Verified on GLM-5 partial data:

Source	Total	Train	Val	Test
gsm8k	814	651	81	82
arc	256	204	25	27
humaneval	101	80	10	11
math	78	62	7	9

2:45 PM — Spot Check: Are the Answers Actually Right?

Good filters mean nothing if we don't verify the output. Did a random spot check — 2 samples per source per teacher, 16 traces total. Checked model's final answer against expected answer.

Result: 16/16 correct. Every trace in the filtered dataset arrived at the right answer with proper reasoning chains. The 8-gate filter is working — wrong answers are being caught and dropped before they can poison the training data.

Some examples of what survived filtering:

GLM-5 on gsm8k_853 (hotel rooms): 968 words of thinking, correct answer of 15 hours
Kimi on math_3786 (algebraic equation): 160 words of thinking, correct answer of x=-5 with verification step
Both teachers on ARC: proper elimination reasoning, correct letter choices

The contrast between teachers is visible even in spot checks. GLM-5 wrote 968 words for a word problem. Kimi wrote 251 words for a similar difficulty problem. Same correct answer, very different reasoning depth. This is exactly the variable we're testing.

Status — 3:00 PM

Both generators past 70%, running side by side. Everything downstream is built, tested, and ready. Waiting on generation to complete (~2-3 hours).

Component	Status
Trace generation (GLM-5)	🔄 1,514/2,083 (73%)
Trace generation (Kimi)	🔄 1,488/2,083 (71%)
8-gate filter	✅ Tested, 83-86% keep rate
Stratified formatter	✅ Tested, domains balanced
Spot check	✅ 16/16 correct
Upload script	✅ Ready (4 HF datasets)
Tinker training	✅ Script ready, API verified
GitHub repo	✅ Current
Linear tracking	✅ 9 issues (REC-216 to REC-224)
Devlog	✅ Up to date

Trace Generation Complete!

Both generators finished. Final stats:

Teacher	Traces	Time
GLM-5	2,083	~7 hours
Kimi K2.5	2,083	~7 hours
Total	4,166	(ran concurrently)

Zero failures on either generator. The parallel 4+4 worker setup with 0.5s stagger worked with no rate limiting from Ollama cloud.

Evaluation Benchmarks — Following DeepSeek-R1's Approach

Before running the pipeline, rewrote the evaluation script. Our original eval was just GSM8K accuracy + format compliance — too narrow.
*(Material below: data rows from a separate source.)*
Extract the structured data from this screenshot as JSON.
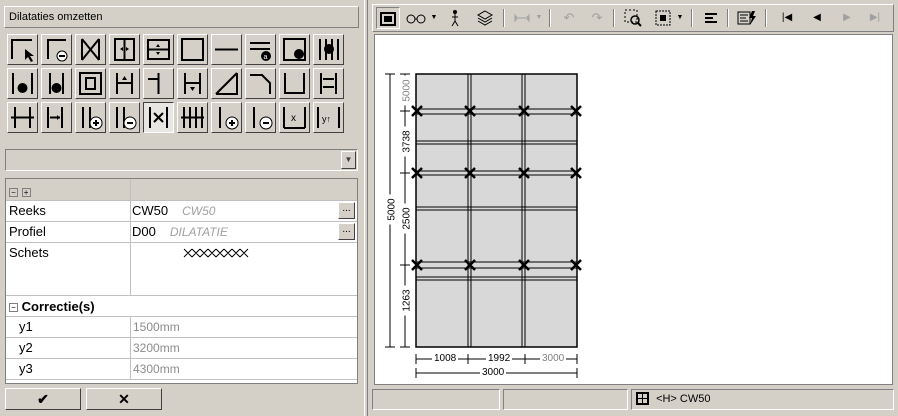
{
  "panel": {
    "title": "Dilataties omzetten"
  },
  "palette": {
    "rows": [
      [
        "corner-select-icon",
        "corner-minus-icon",
        "cross-frame-icon",
        "split-vertical-icon",
        "split-horizontal-icon",
        "frame-outline-icon",
        "bar-horizontal-icon",
        "arrow-a-icon",
        "frame-e-icon",
        "bars-d-icon"
      ],
      [
        "bars-i-icon",
        "bars-m-icon",
        "frame-inner-icon",
        "bars-up-icon",
        "bar-t-icon",
        "bars-down-icon",
        "diagonal-icon",
        "corner-bevel-icon",
        "u-frame-icon",
        "bars-arrow-icon"
      ],
      [
        "split-bars-icon",
        "arrow-bars-icon",
        "bars-plus-icon",
        "bars-minus-icon",
        "dilatation-cross-icon",
        "bars-cross-icon",
        "bar-plus-icon",
        "bar-minus-icon",
        "dimension-x-icon",
        "dimension-y-icon"
      ]
    ],
    "pressed_index": [
      2,
      4
    ]
  },
  "combo": {
    "value": ""
  },
  "grid": {
    "rows": [
      {
        "label": "Reeks",
        "value": "CW50",
        "ghost": "CW50",
        "ellipsis": "..."
      },
      {
        "label": "Profiel",
        "value": "D00",
        "ghost": "DILATATIE",
        "ellipsis": "..."
      },
      {
        "label": "Schets",
        "value": "",
        "ghost": ""
      }
    ],
    "section": "Correctie(s)",
    "corrections": [
      {
        "label": "y1",
        "value": "1500mm"
      },
      {
        "label": "y2",
        "value": "3200mm"
      },
      {
        "label": "y3",
        "value": "4300mm"
      }
    ]
  },
  "buttons": {
    "ok": "✔",
    "cancel": "✕"
  },
  "toolbar": {
    "items": [
      "window-icon",
      "glasses-icon",
      "dropdown-icon",
      "person-icon",
      "layers-icon",
      "dimension-icon",
      "dropdown-icon",
      "undo-icon",
      "redo-icon",
      "zoom-select-icon",
      "frame-select-icon",
      "dropdown-icon",
      "align-left-icon",
      "lightning-icon",
      "first-icon",
      "prev-icon",
      "next-icon",
      "last-icon"
    ]
  },
  "drawing": {
    "left_dims": [
      "5000",
      "3738",
      "2500",
      "1263"
    ],
    "total_height": "5000",
    "bottom_dims": [
      "1008",
      "1992",
      "3000"
    ],
    "total_width": "3000"
  },
  "status": {
    "panel1": "",
    "panel2": "",
    "panel3": "<H> CW50"
  }
}
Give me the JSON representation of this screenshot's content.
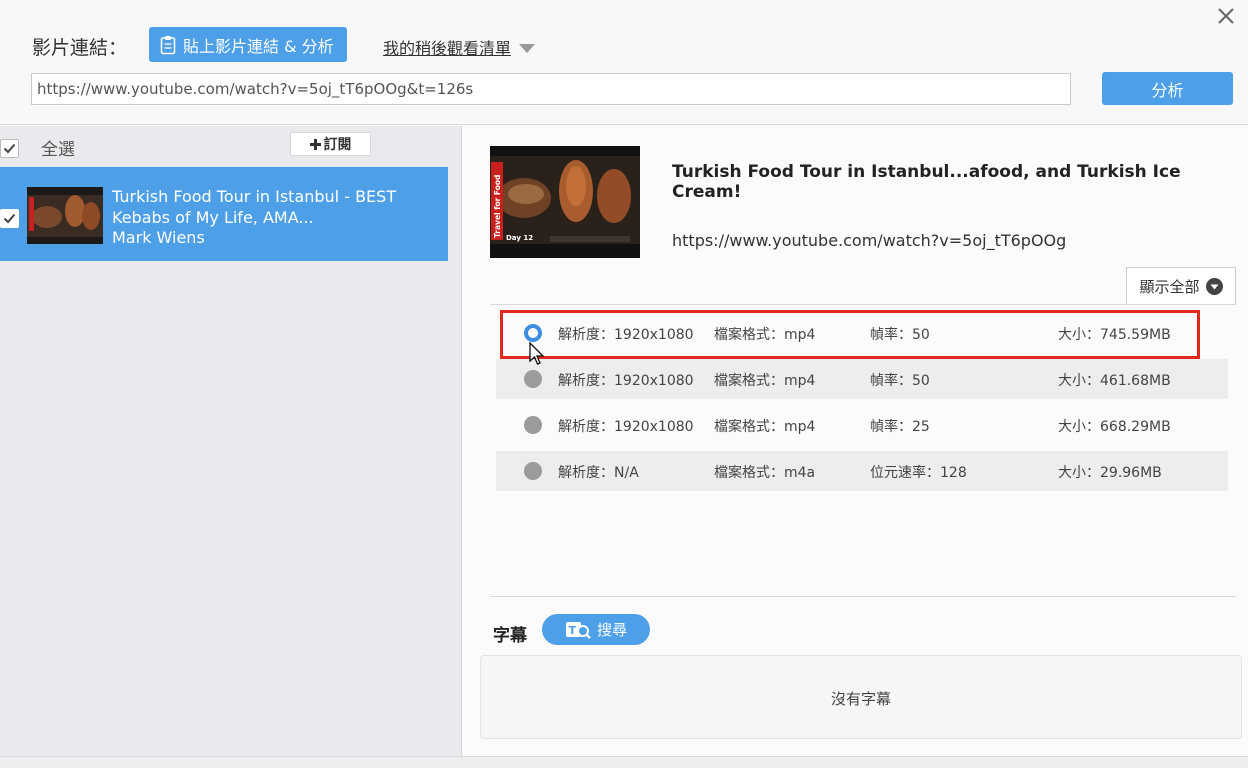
{
  "header": {
    "video_link_label": "影片連結：",
    "paste_button": "貼上影片連結 & 分析",
    "watch_later": "我的稍後觀看清單",
    "url_value": "https://www.youtube.com/watch?v=5oj_tT6pOOg&t=126s",
    "analyze_button": "分析"
  },
  "left_panel": {
    "select_all": "全選",
    "subscribe_button": "訂閱",
    "items": [
      {
        "title": "Turkish Food Tour in Istanbul - BEST Kebabs of My Life, AMA...",
        "author": "Mark Wiens"
      }
    ]
  },
  "detail": {
    "title": "Turkish Food Tour in Istanbul...afood, and Turkish Ice Cream!",
    "url": "https://www.youtube.com/watch?v=5oj_tT6pOOg",
    "show_all": "顯示全部",
    "thumb_caption_side": "Travel for Food",
    "thumb_caption_day": "Day 12",
    "formats": [
      {
        "res": "解析度：1920x1080",
        "fmt": "檔案格式：mp4",
        "rate": "幀率：50",
        "size": "大小：745.59MB",
        "selected": true
      },
      {
        "res": "解析度：1920x1080",
        "fmt": "檔案格式：mp4",
        "rate": "幀率：50",
        "size": "大小：461.68MB",
        "selected": false
      },
      {
        "res": "解析度：1920x1080",
        "fmt": "檔案格式：mp4",
        "rate": "幀率：25",
        "size": "大小：668.29MB",
        "selected": false
      },
      {
        "res": "解析度：N/A",
        "fmt": "檔案格式：m4a",
        "rate": "位元速率：128",
        "size": "大小：29.96MB",
        "selected": false
      }
    ]
  },
  "subtitles": {
    "label": "字幕",
    "search_button": "搜尋",
    "empty": "沒有字幕"
  },
  "colors": {
    "accent": "#4d9fe8",
    "highlight": "#e0281f"
  }
}
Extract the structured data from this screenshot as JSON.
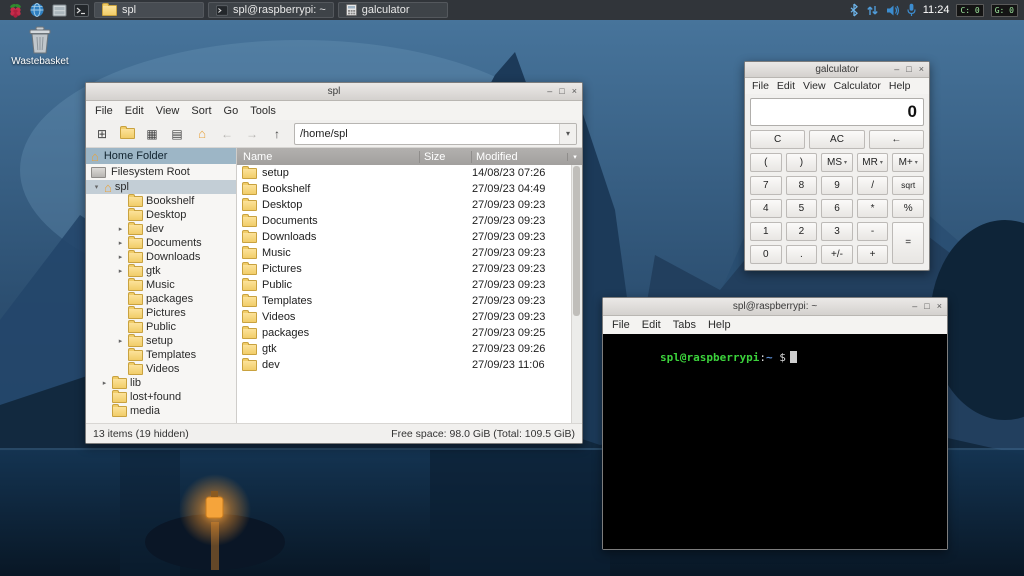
{
  "icons": {
    "minimize": "–",
    "maximize": "□",
    "close": "×",
    "dropdown": "▾",
    "expander_open": "▾",
    "expander_closed": "▸",
    "back": "←",
    "forward": "→",
    "up": "↑",
    "home": "⌂",
    "new_window": "⊞",
    "icon_view": "▦",
    "list_view": "▤",
    "terminal_glyph": ">_"
  },
  "taskbar": {
    "tasks": [
      {
        "label": "spl"
      },
      {
        "label": "spl@raspberrypi: ~"
      },
      {
        "label": "galculator"
      }
    ],
    "tray": {
      "time": "11:24",
      "cpu_label": "C: 0",
      "gpu_label": "G: 0"
    }
  },
  "desktop": {
    "wastebasket_label": "Wastebasket"
  },
  "file_manager": {
    "title": "spl",
    "menu": [
      "File",
      "Edit",
      "View",
      "Sort",
      "Go",
      "Tools"
    ],
    "path": "/home/spl",
    "places": [
      {
        "label": "Home Folder"
      },
      {
        "label": "Filesystem Root"
      }
    ],
    "tree": [
      {
        "label": "spl"
      },
      {
        "label": "Bookshelf"
      },
      {
        "label": "Desktop"
      },
      {
        "label": "dev"
      },
      {
        "label": "Documents"
      },
      {
        "label": "Downloads"
      },
      {
        "label": "gtk"
      },
      {
        "label": "Music"
      },
      {
        "label": "packages"
      },
      {
        "label": "Pictures"
      },
      {
        "label": "Public"
      },
      {
        "label": "setup"
      },
      {
        "label": "Templates"
      },
      {
        "label": "Videos"
      },
      {
        "label": "lib"
      },
      {
        "label": "lost+found"
      },
      {
        "label": "media"
      }
    ],
    "columns": {
      "name": "Name",
      "size": "Size",
      "modified": "Modified"
    },
    "files": [
      {
        "name": "setup",
        "modified": "14/08/23 07:26"
      },
      {
        "name": "Bookshelf",
        "modified": "27/09/23 04:49"
      },
      {
        "name": "Desktop",
        "modified": "27/09/23 09:23"
      },
      {
        "name": "Documents",
        "modified": "27/09/23 09:23"
      },
      {
        "name": "Downloads",
        "modified": "27/09/23 09:23"
      },
      {
        "name": "Music",
        "modified": "27/09/23 09:23"
      },
      {
        "name": "Pictures",
        "modified": "27/09/23 09:23"
      },
      {
        "name": "Public",
        "modified": "27/09/23 09:23"
      },
      {
        "name": "Templates",
        "modified": "27/09/23 09:23"
      },
      {
        "name": "Videos",
        "modified": "27/09/23 09:23"
      },
      {
        "name": "packages",
        "modified": "27/09/23 09:25"
      },
      {
        "name": "gtk",
        "modified": "27/09/23 09:26"
      },
      {
        "name": "dev",
        "modified": "27/09/23 11:06"
      }
    ],
    "status_left": "13 items (19 hidden)",
    "status_right": "Free space: 98.0 GiB (Total: 109.5 GiB)"
  },
  "calculator": {
    "title": "galculator",
    "menu": [
      "File",
      "Edit",
      "View",
      "Calculator",
      "Help"
    ],
    "display": "0",
    "buttons": {
      "clear_row": [
        "C",
        "AC",
        "←"
      ],
      "row2": [
        "(",
        ")",
        "MS",
        "MR",
        "M+"
      ],
      "row3": [
        "7",
        "8",
        "9",
        "/",
        "sqrt"
      ],
      "row4": [
        "4",
        "5",
        "6",
        "*",
        "%"
      ],
      "row5": [
        "1",
        "2",
        "3",
        "-"
      ],
      "row6": [
        "0",
        ".",
        "+/-",
        "+"
      ],
      "equals": "="
    }
  },
  "terminal": {
    "title": "spl@raspberrypi: ~",
    "menu": [
      "File",
      "Edit",
      "Tabs",
      "Help"
    ],
    "prompt_user": "spl@raspberrypi",
    "prompt_colon": ":",
    "prompt_path": "~",
    "prompt_symbol": "$"
  }
}
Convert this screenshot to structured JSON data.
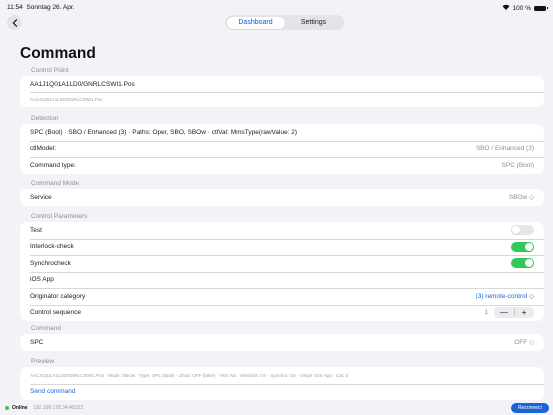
{
  "status_bar": {
    "time": "11:54",
    "date": "Sonntag 26. Apr.",
    "battery": "100 %",
    "wifi_icon": "wifi-icon"
  },
  "nav": {
    "back_icon": "chevron-left-icon",
    "tabs": [
      {
        "label": "Dashboard",
        "active": true
      },
      {
        "label": "Settings",
        "active": false
      }
    ]
  },
  "page_title": "Command",
  "control_point": {
    "header": "Control Point",
    "value": "AA1J1Q01A1LD0/GNRLCSWI1.Pos",
    "subtitle": "AA1J1Q01A1LD0/GNRLCSWI1.Pos"
  },
  "detection": {
    "header": "Detection",
    "summary": "SPC (Bool) · SBO / Enhanced (3) · Paths: Oper, SBO, SBOw · ctlVal: MmsType(rawValue: 2)",
    "ctl_model_label": "ctlModel:",
    "ctl_model_value": "SBO / Enhanced (3)",
    "command_type_label": "Command type:",
    "command_type_value": "SPC (Bool)"
  },
  "command_mode": {
    "header": "Command Mode",
    "service_label": "Service",
    "service_value": "SBOw ◇"
  },
  "control_parameters": {
    "header": "Control Parameters",
    "test_label": "Test",
    "test_on": false,
    "interlock_label": "Interlock-check",
    "interlock_on": true,
    "synchro_label": "Synchrocheck",
    "synchro_on": true,
    "ios_app_label": "iOS App",
    "originator_label": "Originator category",
    "originator_value": "(3) remote-control ◇",
    "sequence_label": "Control sequence",
    "sequence_value": "1",
    "minus": "—",
    "plus": "+"
  },
  "command": {
    "header": "Command",
    "spc_label": "SPC",
    "spc_value": "OFF ◇"
  },
  "preview": {
    "header": "Preview",
    "text": "AA1J1Q01A1LD0/GNRLCSWI1.Pos · Mode: SBOw · Type: SPC (Bool) · ctlVal: OFF (false) · Test: No · Interlock: On · Synchro: On · Origin: iOS App · Cat: 3",
    "send_label": "Send command"
  },
  "footer": {
    "status": "Online",
    "ip": "192.168.178.34:49153",
    "reconnect_label": "Reconnect",
    "online_color": "#34c759"
  },
  "colors": {
    "accent": "#1a64d8",
    "toggle_on": "#34c759",
    "background": "#f2f2f7"
  }
}
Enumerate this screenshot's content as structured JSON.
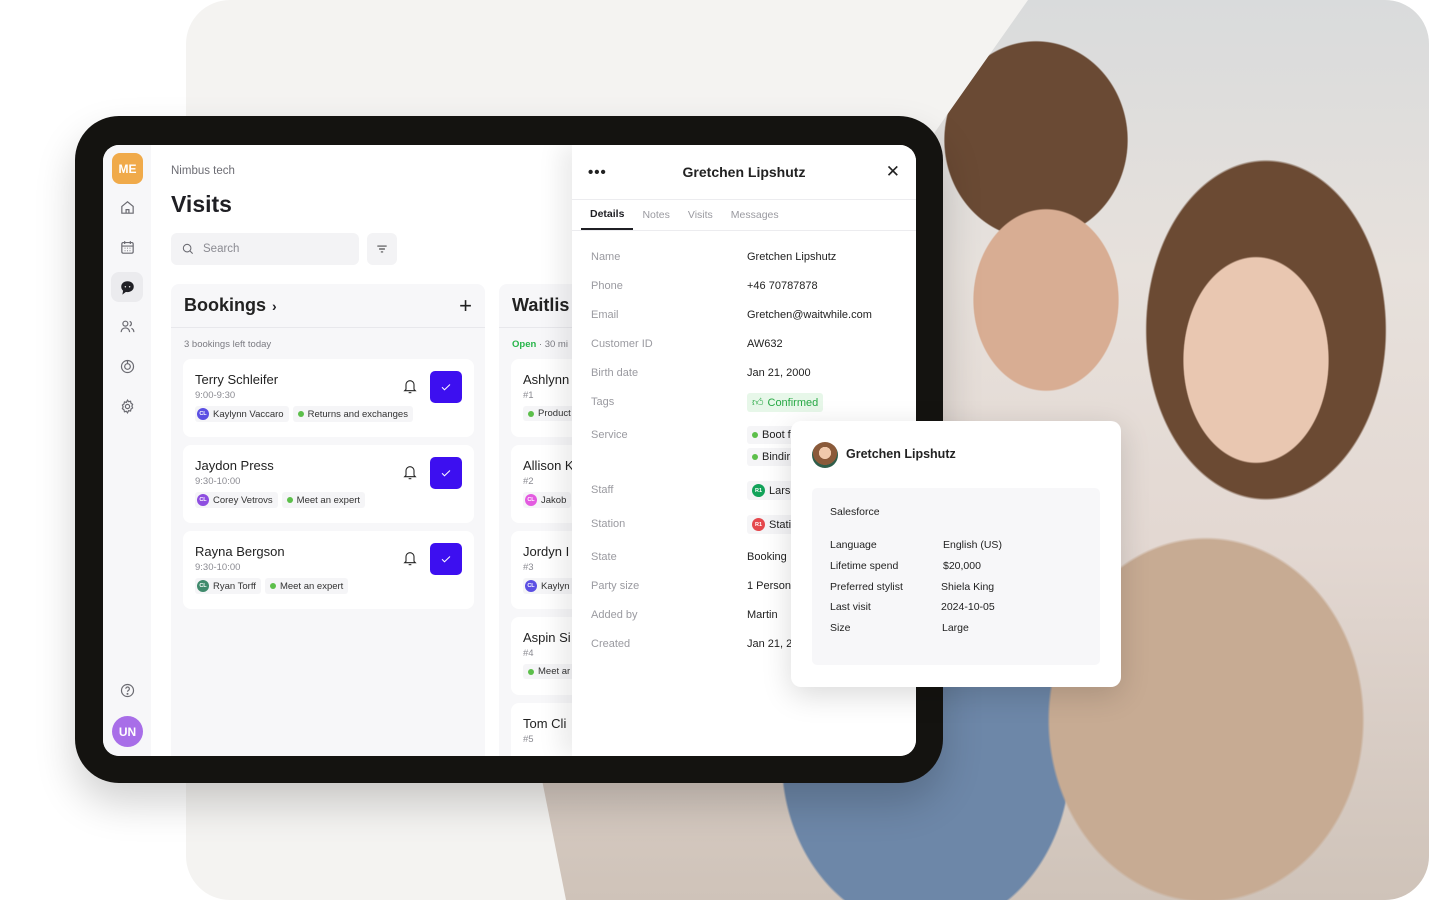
{
  "sidebar": {
    "user_initials": "ME",
    "bottom_initials": "UN",
    "items": [
      {
        "name": "home",
        "icon": "home-icon"
      },
      {
        "name": "calendar",
        "icon": "calendar-icon"
      },
      {
        "name": "visits",
        "icon": "chat-bubble-icon",
        "active": true
      },
      {
        "name": "customers",
        "icon": "users-icon"
      },
      {
        "name": "analytics",
        "icon": "chart-ring-icon"
      },
      {
        "name": "settings",
        "icon": "gear-icon"
      }
    ],
    "help_icon": "help-icon"
  },
  "header": {
    "org": "Nimbus tech",
    "title": "Visits",
    "search_placeholder": "Search"
  },
  "bookings": {
    "title": "Bookings",
    "subtitle": "3 bookings left today",
    "cards": [
      {
        "name": "Terry Schleifer",
        "time": "9:00-9:30",
        "staff_initials": "CL",
        "staff": "Kaylynn Vaccaro",
        "staff_color": "#5b4fe3",
        "service": "Returns and exchanges"
      },
      {
        "name": "Jaydon Press",
        "time": "9:30-10:00",
        "staff_initials": "CL",
        "staff": "Corey Vetrovs",
        "staff_color": "#8e4ee0",
        "service": "Meet an expert"
      },
      {
        "name": "Rayna Bergson",
        "time": "9:30-10:00",
        "staff_initials": "CL",
        "staff": "Ryan Torff",
        "staff_color": "#3f8a6c",
        "service": "Meet an expert"
      }
    ]
  },
  "waitlist": {
    "title": "Waitlis",
    "status": "Open",
    "wait": "· 30 mi",
    "cards": [
      {
        "name": "Ashlynn",
        "num": "#1",
        "tag": "Product",
        "tag_type": "service"
      },
      {
        "name": "Allison K",
        "num": "#2",
        "tag": "Jakob",
        "tag_type": "staff",
        "initials": "CL",
        "color": "#e35be0"
      },
      {
        "name": "Jordyn I",
        "num": "#3",
        "tag": "Kaylyn",
        "tag_type": "staff",
        "initials": "CL",
        "color": "#5b4fe3"
      },
      {
        "name": "Aspin Si",
        "num": "#4",
        "tag": "Meet ar",
        "tag_type": "service"
      },
      {
        "name": "Tom Cli",
        "num": "#5",
        "tag": "",
        "tag_type": "none"
      }
    ]
  },
  "drawer": {
    "title": "Gretchen Lipshutz",
    "tabs": [
      "Details",
      "Notes",
      "Visits",
      "Messages"
    ],
    "active_tab": "Details",
    "fields": {
      "name": {
        "label": "Name",
        "value": "Gretchen Lipshutz"
      },
      "phone": {
        "label": "Phone",
        "value": "+46 70787878"
      },
      "email": {
        "label": "Email",
        "value": "Gretchen@waitwhile.com"
      },
      "customer_id": {
        "label": "Customer ID",
        "value": "AW632"
      },
      "birth_date": {
        "label": "Birth date",
        "value": "Jan 21, 2000"
      },
      "tags": {
        "label": "Tags",
        "value": "Confirmed"
      },
      "service": {
        "label": "Service",
        "values": [
          "Boot f",
          "Bindir"
        ]
      },
      "staff": {
        "label": "Staff",
        "value": "Lars",
        "initials": "R1"
      },
      "station": {
        "label": "Station",
        "value": "Stati",
        "initials": "R1"
      },
      "state": {
        "label": "State",
        "value": "Booking"
      },
      "party_size": {
        "label": "Party size",
        "value": "1 Person"
      },
      "added_by": {
        "label": "Added by",
        "value": "Martin"
      },
      "created": {
        "label": "Created",
        "value": "Jan 21, 2"
      }
    }
  },
  "popup": {
    "name": "Gretchen Lipshutz",
    "section": "Salesforce",
    "rows": [
      {
        "key": "Language",
        "value": "English (US)"
      },
      {
        "key": "Lifetime spend",
        "value": "$20,000"
      },
      {
        "key": "Preferred stylist",
        "value": "Shiela King"
      },
      {
        "key": "Last visit",
        "value": "2024-10-05"
      },
      {
        "key": "Size",
        "value": "Large"
      }
    ]
  },
  "colors": {
    "accent": "#3d0ff0",
    "me_avatar": "#f0aa4a",
    "un_avatar": "#a86ee8",
    "open_status": "#27b54a",
    "tag_green": "#27a844",
    "staff_green": "#13a35a",
    "station_red": "#e5484d"
  }
}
Looked at how DeepSeek evaluated their R1-Distill models:

5 benchmarks (AIME, MATH-500, GPQA Diamond, LiveCodeBench, Codeforces)
Zero-shot (few-shot actually hurts reasoning models)
Pass@1 with temperature 0.6, top-p 0.95
Consensus@64 (majority vote) for harder benchmarks

Our eval now covers 3 benchmarks + qualitative comparison:

Benchmark	N	What it tests	Metric
GSM8K	100	Grade school math	Numeric answer match
MATH	100	Competition math	Boxed answer match
ARC-Challenge	100	Science reasoning	Letter answer match
Trick questions	5	Reasoning quality	Qualitative side-by-side

Each benchmark reports: accuracy, format compliance, avg thinking tokens, avg response time.

The 5 trick questions (bat & ball, sheep, widgets, etc.) are for the devlog/article — same problems, all models, side by side. These are the ones where reasoning matters most because the intuitive answer is wrong.

Phase 2: Filtering — Final Results

Both trace sets complete. Ran scripts/filter_traces.py through all 8 quality gates.

GLM-5: 1,744/2,083 kept (83.7%)

Source	Total	Kept	Keep %	Main drop reasons
gsm8k	1,319	1,139	86.4%	105 wrong answer, 59 too long
math	200	107	53.5%	55 wrong answer, 20 too long, 13 incoherent
arc	400	346	86.5%	44 no reasoning structure
humaneval	164	152	92.7%	11 too long

Kimi K2.5: 1,802/2,083 kept (86.5%)

Source	Total	Kept	Keep %	Main drop reasons
gsm8k	1,319	1,118	84.8%	189 wrong answer
math	200	128	64.0%	46 wrong answer, 16 incoherent
arc	400	395	98.8%	3 too long
humaneval	164	161	98.2%	3 too long

Teacher Comparison

Metric	GLM-5	Kimi K2.5
Overall keep rate	83.7%	86.5%
Wrong answers dropped	160 (7.7%)	235 (11.3%)
Too long dropped	98 (4.7%)	21 (1.0%)
Median thinking tokens	433	325
Mean thinking tokens	676	538

Key observations:

Kimi gets more answers wrong (11.3% vs 7.7%) — GLM-5 is the more accurate reasoner, consistent with its AIME benchmark lead
GLM-5 is way more verbose — 98 traces exceeded 4,000 tokens vs Kimi's 21. GLM-5 over-explains.
Kimi crushes ARC (98.8% keep) — concise reasoning works really well for multiple choice
MATH is hard for both but Kimi keeps more (64% vs 53.5%) — surprising, possibly because shorter traces are less likely to go off the rails

Phase 3: Formatting — Final Results

Ran scripts/format_for_sft.py with stratified splitting on both.

GLM-5 Dataset

Split	gsm8k	math	arc	humaneval	Total
Train	911	85	276	121	1,393
Validation	113	10	34	15	172
Test	115	12	36	16	179

Token stats: median 824 total / 577 thinking, mean 1,139 total / 902 thinking.

Kimi Dataset

Split	gsm8k	math	arc	humaneval	Total
Train	894	102	316	128	1,440
Validation	111	12	39	16	178
Test	113	14	40	17	184

Token stats: median 693 total / 433 thinking, mean 978 total / 717 thinking.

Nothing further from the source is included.